In the summer of 2001, the Rock ‘n’ Roll Camp for Girls started up a camp in Portland, Oregon for girls ages 8-18 to learn to be rockers. It was about more than just music; girls were shown that not only were they just as able as boys to be in bands (no matter what stereotypes the prevailing rock and roll culture of decade after decade might have instilled in them), but they were also encouraged to reject the constant pop culture barrage of negative female stereotypes. The organization used Rock ‘n’ Roll as the pathway to self-esteem, well-rounded individualism, and liberation among girls who would otherwise be made to feel bad about how they look or about standing out.

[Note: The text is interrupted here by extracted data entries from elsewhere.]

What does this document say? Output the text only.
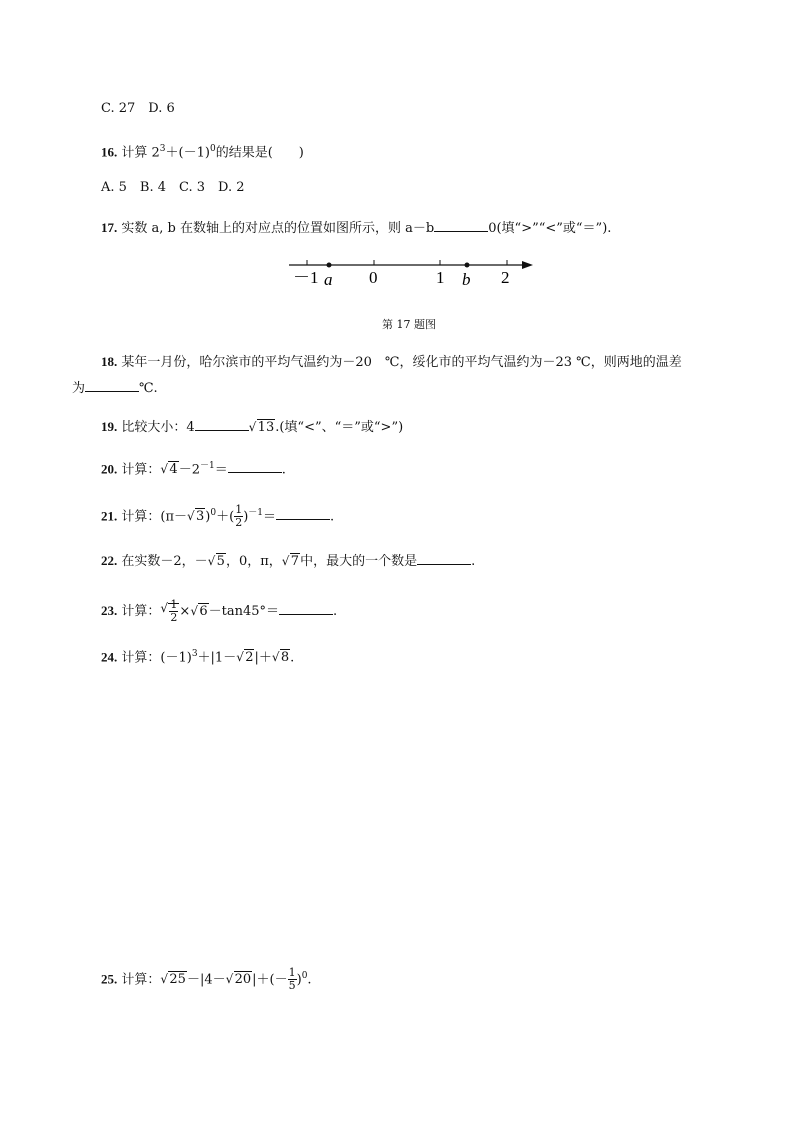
C. 27　D. 6
16. 计算 $2^3+(-1)^0$的结果是(　　)
A. 5　B. 4　C. 3　D. 2
17. 实数 a, b 在数轴上的对应点的位置如图所示，则 a－b	0(填“>”“<”或“＝”).
－1	0	1	2
a	b
第 17 题图
18. 某年一月份，哈尔滨市的平均气温约为－20　℃，绥化市的平均气温约为－23 ℃，则两地的温差
为	℃.
19. 比较大小：4√	13.(填“<”、“＝”或“>”)
20. 计算：√ $4-2^{-1}=$	.
21. 计算：(π－√ $3)^0+( \frac{1}{2} )^{-1}=$	.
22. 在实数－2，－√ 5，0，π，√ 7中，最大的一个数是	.
23. 计算：
√ $\frac{1}{2}$ ×√ 6－tan45°＝	.
24. 计算：$(-1)^3+|1-√$ 2|＋√ 8.
25. 计算：√ 25－|4－√ $20|+(- \frac{1}{5} )^0$.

Since that summer, the Portland program has grown by leaps and bounds to become a year-round operation, and has inspired like-minded girls’ rock summer camps nationwide (including D.C.’s own Girls Rock! DC, which had a benefit concert on Sunday with The Andalusians and Carol Bui at the Black Cat). Girls Rock! the film follows one year’s camp, focusing on just a few of the girls as they learn how to be rockers from the likes of Sleater-Kinney’s Carrie Brownstein, in a film that is reported to be equal parts inspiring, invigorating, and tear-jerking. Not to mention sporting a kick-ass soundtrack (just listen to the tunes featured in the trailer).

View the trailer.
Opens Friday night at the Avalon Theatre. Friday night’s 8:00 p.m. screening also includes live music from Girl Loves Distortion, Blue Black Betty, and DJ Natty Boom. Saturday’s 10:00 a.m. matinee also has live music with Odd Girl Out, along with an instrument show and tell.

Last Year at Marienbad

One of the great unsolved mysteries of the movies, and one of the most elegant and darkly romantic films ever made, Alain Resnais’ Last Year At Marienbad still stands as the director’s crowning achievement. Marienbad takes place in a luxurious hotel, where three characters, none of whom are ever named, work out the relationship they may (or may not) have with one another. The film’s narrator insists to the woman that they had an affair the year before and arranged to meet here. She remembers nothing of it. Her companion, an authoritarian husband/boyfriend, seems unaware, but what he knows or doesn’t (or what he might have known of the affair the year before, if it even existed) is a mystery as well. The characters dance around each other in this surreal fantasy, and in the end, there are more questions than the film started with. Resnais, along with cinematographer Sacha Vierny, who cannot be left out when admiring the look of the film, created a stately and dreamlike world for these indefinite interactions to carry themselves out in. You may exit the theater with your head spinning from the infinite permutations and possibilities the film presents and stubbornly refuses to resolve, but it’s the same pleasant swimming consciousness one feels from a few too many glasses of a fine champagne.

View the trailer.
Begins a special one-week run of a brand new 35mm print at the AFI tomorrow.